08.08.2015 - Clinton, Juppé, Erdoğan, Daesh et le PKK

La reprise de la répression contre les Kurdes en Turquie n’est que la conséquence de l’impossibilité de réaliser le plan Juppé-Wright de 2011. Alors qu’il a été facile de déployer Daesh dans le désert syrien et dans les provinces de Ninive et d’al-Anbar (Irak), à majorité sunnite, il s’est avéré impossible de prendre le contrôle des populations kurdes de Syrie. Pour réaliser son rêve d’un Kurdistan hors de Turquie, Recep Tayyip Erdoğan n’a pas d’autre choix que la guerre civile.

En arrivant au pouvoir à Ankara, en 2003, le parti islamiste AKP a modifié les priorités stratégiques de la Turquie. Plutôt que de se baser sur les rapports de force post-« Tempête du désert », Recep Tayyip Erdoğan ambitionnait de sortir son pays de l’isolement dans lequel il se trouvait depuis la chute de l’Empire ottoman. S’appuyant sur les analyses de son conseiller, le professeur Ahmet Davutoğlu, il préconisa de régler les problèmes en suspens depuis un siècle avec ses voisins et de devenir progressivement l’incontournable médiateur régional. Il lui fallait pour cela à la fois devenir un modèle politique et construire des relations avec ses partenaires arabes sans perdre son alliance avec Israël.

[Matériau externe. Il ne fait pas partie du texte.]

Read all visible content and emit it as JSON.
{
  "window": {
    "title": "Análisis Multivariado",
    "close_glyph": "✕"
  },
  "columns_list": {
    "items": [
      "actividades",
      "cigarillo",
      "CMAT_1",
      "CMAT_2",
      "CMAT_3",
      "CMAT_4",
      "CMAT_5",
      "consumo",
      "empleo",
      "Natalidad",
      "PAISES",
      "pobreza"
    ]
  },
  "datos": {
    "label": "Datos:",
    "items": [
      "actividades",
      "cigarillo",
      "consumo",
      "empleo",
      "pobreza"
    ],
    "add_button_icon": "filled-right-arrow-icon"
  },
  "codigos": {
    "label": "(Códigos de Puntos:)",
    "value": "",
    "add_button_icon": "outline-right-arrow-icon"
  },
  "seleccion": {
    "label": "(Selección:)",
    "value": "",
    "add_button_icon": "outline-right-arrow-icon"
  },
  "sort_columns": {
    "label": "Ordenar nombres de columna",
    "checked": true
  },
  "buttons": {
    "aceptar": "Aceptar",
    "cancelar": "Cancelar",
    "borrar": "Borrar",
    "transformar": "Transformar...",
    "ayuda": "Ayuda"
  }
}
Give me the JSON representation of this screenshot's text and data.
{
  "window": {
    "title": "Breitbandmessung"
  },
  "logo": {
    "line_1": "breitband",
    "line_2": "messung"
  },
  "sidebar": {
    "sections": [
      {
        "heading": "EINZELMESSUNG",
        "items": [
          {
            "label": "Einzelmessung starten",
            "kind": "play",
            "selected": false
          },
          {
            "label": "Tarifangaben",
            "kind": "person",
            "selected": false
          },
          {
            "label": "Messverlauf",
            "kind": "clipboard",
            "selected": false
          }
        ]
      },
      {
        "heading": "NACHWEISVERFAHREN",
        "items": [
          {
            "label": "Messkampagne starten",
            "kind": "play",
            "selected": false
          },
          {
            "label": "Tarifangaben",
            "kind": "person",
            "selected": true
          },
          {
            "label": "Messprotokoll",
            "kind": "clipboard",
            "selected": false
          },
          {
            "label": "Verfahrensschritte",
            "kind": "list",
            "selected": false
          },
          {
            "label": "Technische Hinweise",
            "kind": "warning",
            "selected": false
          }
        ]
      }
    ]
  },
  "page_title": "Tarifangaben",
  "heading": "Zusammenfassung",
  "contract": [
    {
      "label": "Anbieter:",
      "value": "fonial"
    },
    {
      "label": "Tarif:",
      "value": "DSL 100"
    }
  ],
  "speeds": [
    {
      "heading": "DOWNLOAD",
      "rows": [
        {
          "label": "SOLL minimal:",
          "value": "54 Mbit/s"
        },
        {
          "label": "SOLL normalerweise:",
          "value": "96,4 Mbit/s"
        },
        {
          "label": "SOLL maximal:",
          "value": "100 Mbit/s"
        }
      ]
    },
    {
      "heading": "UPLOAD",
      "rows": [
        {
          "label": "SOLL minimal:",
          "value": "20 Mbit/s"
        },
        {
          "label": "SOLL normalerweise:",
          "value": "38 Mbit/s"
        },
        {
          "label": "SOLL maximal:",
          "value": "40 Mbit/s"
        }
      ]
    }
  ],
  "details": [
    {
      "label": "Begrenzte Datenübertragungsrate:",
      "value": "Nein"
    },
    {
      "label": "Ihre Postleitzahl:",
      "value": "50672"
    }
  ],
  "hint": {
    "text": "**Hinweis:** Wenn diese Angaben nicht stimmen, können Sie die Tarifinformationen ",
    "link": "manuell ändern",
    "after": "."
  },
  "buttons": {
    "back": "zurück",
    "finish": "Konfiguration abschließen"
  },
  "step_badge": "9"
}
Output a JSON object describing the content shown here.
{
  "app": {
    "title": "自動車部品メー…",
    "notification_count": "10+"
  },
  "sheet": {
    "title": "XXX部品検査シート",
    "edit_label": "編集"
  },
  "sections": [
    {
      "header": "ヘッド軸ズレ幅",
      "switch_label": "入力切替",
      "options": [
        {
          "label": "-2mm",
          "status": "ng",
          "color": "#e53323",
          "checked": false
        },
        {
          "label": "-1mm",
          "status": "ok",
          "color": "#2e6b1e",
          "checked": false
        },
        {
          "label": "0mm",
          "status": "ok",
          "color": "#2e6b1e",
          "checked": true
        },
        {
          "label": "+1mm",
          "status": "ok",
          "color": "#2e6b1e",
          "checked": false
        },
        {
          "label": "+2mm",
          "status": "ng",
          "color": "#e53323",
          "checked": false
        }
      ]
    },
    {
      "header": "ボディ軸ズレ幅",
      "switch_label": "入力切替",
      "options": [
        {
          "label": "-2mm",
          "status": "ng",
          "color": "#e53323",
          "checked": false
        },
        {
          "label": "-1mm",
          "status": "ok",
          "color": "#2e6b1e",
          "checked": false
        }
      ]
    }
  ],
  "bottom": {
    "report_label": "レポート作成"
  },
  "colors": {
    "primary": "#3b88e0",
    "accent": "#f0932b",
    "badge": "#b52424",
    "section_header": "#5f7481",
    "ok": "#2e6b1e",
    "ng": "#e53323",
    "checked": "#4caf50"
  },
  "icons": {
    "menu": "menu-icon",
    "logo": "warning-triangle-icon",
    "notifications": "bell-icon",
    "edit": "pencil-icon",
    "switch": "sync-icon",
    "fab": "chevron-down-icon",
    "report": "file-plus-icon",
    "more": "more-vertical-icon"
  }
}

Débutée avec succès, cette politique —dite de « zéro problème »— conduisit Ankara non seulement à ne plus craindre Damas et son soutien au PKK, mais à lui demander de l’aider à négocier une sortie de crise. En octobre 2006, le parti kurde déclara une trêve unilatérale et débuta des négociations avec le gouvernement Erdoğan. En mai 2008, Ankara organisa des négociations indirectes entre Damas et Tel-Aviv, les premières depuis le rejet par Ehud Barack du plan de Bill Clinton et d’Hafez el-Assad. Mais le président Bachar el-Assad y mit fin lorsque Israël attaqua Gaza, en décembre 2009.

Réalisant qu’il n’était pas possible de maintenir de bonnes relations avec tous les États de la région compte tenu du conflit palestinien, Ankara choisit de soutenir les Palestiniens face à Israël. Ce furent les épisodes de Davos et de la Flottille de la Liberté. Disposant alors d’un vaste soutien populaire dans le monde musulman, Ankara se rapprocha de Téhéran et accepta, en novembre 2010, de participer à un marché commun Turquie-Iran-Irak-Syrie. Les visas furent abrogés ; les droits de douanes considérablement réduits ; un consortium fut constitué pour gérer les pipe-lines et gazoducs ; une autorité fut créée pour gérer en commun les ressources en eau. L’ensemble était si attractif que le Liban et la Jordanie s’y portèrent candidat. Une paix durable semblait possible au Levant.

Alors qu’en 2011 le Royaume-Uni et la France se lançaient dans une double guerre contre la Libye et la Syrie, à la demande et sous le contrôle des États-Unis, la Turquie s’y opposa logiquement. Ces guerres, entreprises sous couvert de protection des populations, étaient trop visiblement des entreprises néo-coloniales. En outre, elles portaient atteinte aux intérêts turcs, la Libye étant un de ses principaux partenaires économiques et la Syrie en devenant un à travers le nouveau marché commun régional.